After $86-m turnaround, One-on-One bets the house on AI and US acquisition
One-on-One Educational Services Limited (ONE) has reported a dramatic turnaround, posting an $86-million annual profit for the year ended August 31, 2025. This result credits a multi-year bet on building its intellectual property and software, which boosted revenue by more than 20 per cent to $374.1 million.
The profit outturn represents a dramatic surge from the meagre $940,477 recorded the previous year (2024), a result which itself was a recovery from a substantial $37.8-million loss in 2023.
Chief Executive Officer Ricardo Allen framed the result as the payoff from a disciplined, long-term strategy. “When we came out of our IPO in 2022, raising $358 million, we made a commitment to leveraging that capital to invest in the growth of the business,” Allen stated in an interview Wednesday with Jamaica Observer.
“It’s really the fruits of that kind of strategy that we’ve laid out three years ago,” Allen added.
The financial statements bear this out. This strategic bet is now reflected in a cumulative intangible asset base of $408 million. The foundation for this was laid by sustained investment, totalling over $207 million, across the three years since its listing — comprising $77.6 million in 2024, $64.0 million in 2023, and a further $65.6 million in the past year alone to build out its artificial intelligence capabilities, content studio, and software platform.
Allen explained that the company has now transitioned from a high-cost investment phase to a more efficient operational model. “We’re maintaining a very low operating cost, growing the top line in revenues,” he said, characterising the current profit as the benefit of upfront investments finally paying down the line.
However, this aggressive investment strategy has come at a cost to the company’s immediate liquidity. The heavy capital outlay, combined with $201 million in outstanding trade receivables, forced the company to rely on a $50.8-million bank overdraft, leaving it with a negative net cash position despite the year’s strong profitability.
A significant portion of these receivables are long overdue. The company’s own disclosures show that 55 per cent, or $105.3 million, of the total trade receivables were more than 91 days past due as of August 31, 2025. In 2024, only $13.96 million (14 per cent) of receivables were in the greater than 91 day category.
Allen attributed this to the company’s reliance on government contracts, which he said operate on extended payment cycles. “The reality is that how we earn, especially from our larger clients like government clients… is that they tend to have a payment cycle of three to four months,” he explained to Business Observer
This concentration of credit risk has been a persistent area of focus for the company’s auditors, CrichtonMullings & Associates, who have flagged the “allowance for expected credit losses” as a key audit matter for the last two years, noting the significant judgement involved in estimating potential defaults.

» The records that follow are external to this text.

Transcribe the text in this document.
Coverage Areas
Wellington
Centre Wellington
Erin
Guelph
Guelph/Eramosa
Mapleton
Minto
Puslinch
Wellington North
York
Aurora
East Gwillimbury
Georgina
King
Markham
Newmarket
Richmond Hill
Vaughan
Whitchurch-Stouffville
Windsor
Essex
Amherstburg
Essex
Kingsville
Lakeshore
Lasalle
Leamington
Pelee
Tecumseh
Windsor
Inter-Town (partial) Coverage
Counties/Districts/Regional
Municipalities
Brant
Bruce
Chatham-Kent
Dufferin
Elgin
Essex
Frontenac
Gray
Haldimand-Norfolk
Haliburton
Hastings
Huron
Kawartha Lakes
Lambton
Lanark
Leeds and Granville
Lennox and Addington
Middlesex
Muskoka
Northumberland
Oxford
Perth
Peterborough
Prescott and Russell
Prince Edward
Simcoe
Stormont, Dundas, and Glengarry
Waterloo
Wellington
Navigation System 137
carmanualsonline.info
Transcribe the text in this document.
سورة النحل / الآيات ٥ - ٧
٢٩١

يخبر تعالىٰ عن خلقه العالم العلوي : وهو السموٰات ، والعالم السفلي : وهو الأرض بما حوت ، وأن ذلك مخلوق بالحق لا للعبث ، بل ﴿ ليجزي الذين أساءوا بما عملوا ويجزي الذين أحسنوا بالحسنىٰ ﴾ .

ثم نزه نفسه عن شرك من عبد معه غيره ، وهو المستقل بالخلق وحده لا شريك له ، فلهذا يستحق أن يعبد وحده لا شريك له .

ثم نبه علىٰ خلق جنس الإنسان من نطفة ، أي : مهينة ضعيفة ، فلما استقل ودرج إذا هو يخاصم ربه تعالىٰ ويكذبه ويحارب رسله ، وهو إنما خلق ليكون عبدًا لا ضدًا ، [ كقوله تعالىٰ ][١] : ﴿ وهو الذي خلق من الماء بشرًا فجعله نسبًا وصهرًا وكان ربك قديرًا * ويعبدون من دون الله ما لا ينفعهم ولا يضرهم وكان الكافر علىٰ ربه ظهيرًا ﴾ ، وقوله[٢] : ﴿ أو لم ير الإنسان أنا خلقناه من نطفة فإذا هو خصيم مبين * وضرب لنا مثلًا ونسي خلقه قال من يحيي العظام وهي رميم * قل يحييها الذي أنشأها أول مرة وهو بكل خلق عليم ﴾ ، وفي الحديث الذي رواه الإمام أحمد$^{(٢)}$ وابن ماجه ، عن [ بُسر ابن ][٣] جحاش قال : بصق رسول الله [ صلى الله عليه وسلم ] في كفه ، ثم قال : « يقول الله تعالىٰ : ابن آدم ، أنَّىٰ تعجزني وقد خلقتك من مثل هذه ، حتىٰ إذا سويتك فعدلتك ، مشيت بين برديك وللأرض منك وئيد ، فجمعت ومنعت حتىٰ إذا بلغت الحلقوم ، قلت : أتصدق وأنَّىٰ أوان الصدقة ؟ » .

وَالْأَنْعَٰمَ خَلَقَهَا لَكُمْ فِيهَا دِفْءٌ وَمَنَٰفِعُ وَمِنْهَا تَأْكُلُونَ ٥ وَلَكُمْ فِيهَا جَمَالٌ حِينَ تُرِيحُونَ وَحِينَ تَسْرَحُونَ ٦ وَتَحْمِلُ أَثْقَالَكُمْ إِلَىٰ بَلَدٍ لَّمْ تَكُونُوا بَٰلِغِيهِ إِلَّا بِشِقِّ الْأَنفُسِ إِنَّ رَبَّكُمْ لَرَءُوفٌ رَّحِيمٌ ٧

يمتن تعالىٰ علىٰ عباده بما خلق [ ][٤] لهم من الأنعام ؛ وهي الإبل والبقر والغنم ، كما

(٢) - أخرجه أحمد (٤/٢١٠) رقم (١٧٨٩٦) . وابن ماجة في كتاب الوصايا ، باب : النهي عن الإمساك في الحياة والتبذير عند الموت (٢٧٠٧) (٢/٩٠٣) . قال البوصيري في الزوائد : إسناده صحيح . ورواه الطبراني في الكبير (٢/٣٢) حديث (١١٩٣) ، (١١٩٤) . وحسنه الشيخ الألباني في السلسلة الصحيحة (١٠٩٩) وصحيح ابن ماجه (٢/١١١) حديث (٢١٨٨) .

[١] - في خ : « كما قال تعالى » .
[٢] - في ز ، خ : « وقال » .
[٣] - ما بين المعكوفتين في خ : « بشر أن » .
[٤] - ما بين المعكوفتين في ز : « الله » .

Allen expressed confidence that the debts would be collected but acknowledged the strain, stating that converting 75 per cent of the receivables would “be showing you over $100 million in cash”.
This liquidity constraint creates a fundamental challenge for Allen, who is now attempting to steer the profitable company into an even more capital-intensive phase of growth.
That next phase involves a fundamental pivot into what Allen terms “personalised intelligence”. He revealed that One-on-One is planning to acquire a US-based artificial intelligence firm to expand beyond education technology, stating the company is “not being limited to the school market… but [looking at] any company anywhere”. He framed this as a play on a future of “digital employees that augment human employees”.
“We’re looking very aggressively in terms of personalised intelligence. And what that means for us quite simply is not being limited to the school market or the learning and training segments, but any company anywhere that requires the ability of using AI to make their processes better those are areas that we’re kind of looking at.”
“We believe that the future will be digital employees that augment human employees,” Allen stated. “And we’re making a play on that market.”
The new strategy, however, collides with the company’s financial reality. Funding a US acquisition and competing in the global AI market will require significant capital, precisely what the company currently lacks.
When asked how he would resolve this, Allen confirmed that all options are on the table. “In order to get there, we have to look at capital and we need cash to care,” he said, acknowledging that the company may need to seek more permanent equity or long-term debt to build a resilient capital structure. He hinted at potentially seeking capital in international markets that might assign a higher value to a technology-driven company like ONE.
The company therefore finds itself at a critical juncture. It must execute a delicate balancing act: Improving its internal cash collection from governments while simultaneously securing external funding to bankroll a transformative acquisition. Allen himself conceded the challenge, noting the company must “manage both risks”.
The $86-million profit, while a definitive end to the company’s post-IPO struggles, appears to be merely the foundation for a second act that is far more ambitious than the first.